Like Tharp’s, Loquasto’s career has moved between the worlds of dance, theater and film for many years, and he’s meticulous about the particular needs of dance costumes.
“The fabrics are light — enough weight for them to move: rayon, not cotton or wool,” he said. The balancing of a skirt, for example, might be different for a dancer than an actress — “it’s how you distribute the fabric and try to make it look at rest, as though it’s plain, and then when it moves there’s enough room for their legs.” Other adjustments might include sewing briefs to the men’s shirts, so they don’t come untucked while dancing, and making small tweaks to costumes in response to Tharp’s notes.
Loquasto, a Pennsylvania native, has been working in theaters for more than half a century, beginning in summer stock in the Poconos as a teenager. His frequent collaborators include Tharp, Paul Taylor and American Ballet Theatre in the dance world, as well as playwright David Mamet and filmmaker Woody Allen — whose “Blue Jasmine,” now in theaters, was designed by Loquasto.
Of that film shoot, which was “a wonderful time,” Loquasto shared a few tidbits. The apartment in San Francisco’s Mission District in which Sally Hawkins’ character lives was borrowed from two lawyers — “we stripped it, repainted it, furnished it.” Loquasto worried that it might be a bit upscale for the character, a supermarket cashier — “I had found one that was a little more tired, but I could not convince [Allen] to use it” — and made things look messier by removing the kitchen’s cabinet doors. The film’s posh New York apartment of Cate Blanchett and Alec Baldwin’s characters wasn’t an apartment at all, but a mansion outside the city. “If you remember the empty apartment, when they come in to buy it, and there’s a big piece of scaffolding -— it’s to hide the trees,” he said.

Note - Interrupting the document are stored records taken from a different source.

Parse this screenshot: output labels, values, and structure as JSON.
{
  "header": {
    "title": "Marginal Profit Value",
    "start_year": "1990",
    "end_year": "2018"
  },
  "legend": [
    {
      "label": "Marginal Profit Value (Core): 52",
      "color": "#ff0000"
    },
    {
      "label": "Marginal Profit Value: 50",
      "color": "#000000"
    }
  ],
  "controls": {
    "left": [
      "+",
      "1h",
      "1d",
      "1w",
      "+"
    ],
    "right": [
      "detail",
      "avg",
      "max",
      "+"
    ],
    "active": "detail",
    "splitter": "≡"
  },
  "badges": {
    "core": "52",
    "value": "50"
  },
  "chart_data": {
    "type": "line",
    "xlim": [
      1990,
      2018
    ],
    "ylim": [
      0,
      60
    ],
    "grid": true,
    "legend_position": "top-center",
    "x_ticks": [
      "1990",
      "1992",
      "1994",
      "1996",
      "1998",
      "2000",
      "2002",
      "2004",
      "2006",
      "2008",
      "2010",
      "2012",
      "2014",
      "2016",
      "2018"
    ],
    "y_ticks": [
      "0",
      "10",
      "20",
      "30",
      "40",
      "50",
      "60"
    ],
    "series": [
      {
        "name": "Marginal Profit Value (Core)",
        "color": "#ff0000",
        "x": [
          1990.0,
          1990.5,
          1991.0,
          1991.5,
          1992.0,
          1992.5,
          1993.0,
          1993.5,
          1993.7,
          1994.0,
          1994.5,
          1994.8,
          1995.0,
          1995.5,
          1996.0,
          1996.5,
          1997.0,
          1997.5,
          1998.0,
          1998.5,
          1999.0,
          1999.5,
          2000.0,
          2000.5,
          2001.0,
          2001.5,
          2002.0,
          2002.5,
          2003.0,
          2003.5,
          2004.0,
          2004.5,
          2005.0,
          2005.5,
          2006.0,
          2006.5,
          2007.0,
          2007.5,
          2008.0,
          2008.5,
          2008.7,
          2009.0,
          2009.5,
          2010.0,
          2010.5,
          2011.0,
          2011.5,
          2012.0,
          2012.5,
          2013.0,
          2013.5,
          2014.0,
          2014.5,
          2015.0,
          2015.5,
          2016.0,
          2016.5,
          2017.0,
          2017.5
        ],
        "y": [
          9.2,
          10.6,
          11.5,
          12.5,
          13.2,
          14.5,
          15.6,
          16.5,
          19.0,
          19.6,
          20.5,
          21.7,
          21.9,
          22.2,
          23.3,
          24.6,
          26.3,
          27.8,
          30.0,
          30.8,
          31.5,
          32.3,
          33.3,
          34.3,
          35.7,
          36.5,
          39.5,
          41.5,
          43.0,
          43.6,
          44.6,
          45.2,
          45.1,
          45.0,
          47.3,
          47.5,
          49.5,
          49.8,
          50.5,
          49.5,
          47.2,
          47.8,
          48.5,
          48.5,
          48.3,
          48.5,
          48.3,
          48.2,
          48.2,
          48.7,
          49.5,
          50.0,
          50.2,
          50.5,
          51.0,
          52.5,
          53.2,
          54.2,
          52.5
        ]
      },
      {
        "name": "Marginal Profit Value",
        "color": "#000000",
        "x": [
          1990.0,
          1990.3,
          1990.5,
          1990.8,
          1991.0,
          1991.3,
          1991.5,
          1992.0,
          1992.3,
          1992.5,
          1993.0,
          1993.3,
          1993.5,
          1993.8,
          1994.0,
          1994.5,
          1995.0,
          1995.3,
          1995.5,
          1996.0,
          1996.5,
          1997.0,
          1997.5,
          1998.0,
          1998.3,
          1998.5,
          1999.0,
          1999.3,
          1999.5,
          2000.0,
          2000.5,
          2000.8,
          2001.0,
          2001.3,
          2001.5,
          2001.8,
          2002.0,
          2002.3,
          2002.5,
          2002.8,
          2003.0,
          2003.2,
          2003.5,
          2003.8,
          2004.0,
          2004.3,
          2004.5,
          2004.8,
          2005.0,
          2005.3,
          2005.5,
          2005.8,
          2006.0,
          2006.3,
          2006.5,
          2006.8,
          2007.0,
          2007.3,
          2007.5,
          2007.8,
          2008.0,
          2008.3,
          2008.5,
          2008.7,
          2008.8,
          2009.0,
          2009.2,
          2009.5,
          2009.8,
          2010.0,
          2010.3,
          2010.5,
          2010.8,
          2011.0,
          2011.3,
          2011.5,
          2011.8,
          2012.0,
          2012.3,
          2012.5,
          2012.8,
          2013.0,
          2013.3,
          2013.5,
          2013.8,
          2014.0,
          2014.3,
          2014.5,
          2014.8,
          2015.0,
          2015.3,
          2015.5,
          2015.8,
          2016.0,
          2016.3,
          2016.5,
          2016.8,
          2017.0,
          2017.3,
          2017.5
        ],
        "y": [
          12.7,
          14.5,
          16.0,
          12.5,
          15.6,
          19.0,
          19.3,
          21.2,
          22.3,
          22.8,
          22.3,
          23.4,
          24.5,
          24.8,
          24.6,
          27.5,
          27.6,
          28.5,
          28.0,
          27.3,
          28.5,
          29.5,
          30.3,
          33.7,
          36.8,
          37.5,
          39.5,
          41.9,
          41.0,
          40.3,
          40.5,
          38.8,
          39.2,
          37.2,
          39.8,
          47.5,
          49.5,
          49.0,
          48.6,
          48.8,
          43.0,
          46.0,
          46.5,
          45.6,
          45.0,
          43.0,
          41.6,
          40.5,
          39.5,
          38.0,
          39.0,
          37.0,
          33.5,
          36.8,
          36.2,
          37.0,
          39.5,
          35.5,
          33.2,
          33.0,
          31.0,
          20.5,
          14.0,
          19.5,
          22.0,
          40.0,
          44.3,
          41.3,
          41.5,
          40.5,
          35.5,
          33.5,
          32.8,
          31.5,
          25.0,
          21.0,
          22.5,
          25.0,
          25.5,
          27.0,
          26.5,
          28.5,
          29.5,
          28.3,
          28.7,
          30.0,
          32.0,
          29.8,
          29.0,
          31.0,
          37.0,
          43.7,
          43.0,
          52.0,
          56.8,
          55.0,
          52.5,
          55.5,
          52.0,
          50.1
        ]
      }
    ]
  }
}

And the collaboration with Allen continues, as Loquasto currently works to design sets and costumes for the debut of “Bullets Over Broadway” as a Broadway musical, opening next spring. “It’s a musical with a train and a car!” he said, in mock despair over the show’s design challenges. Directed by Susan Stroman, with Allen writing the adaptation, it’s currently finalizing its cast. “I don’t think it will be ‘Wicked,’ ” said Loquasto, referring to the Broadway smash hit, “but I hope it’s a good show.”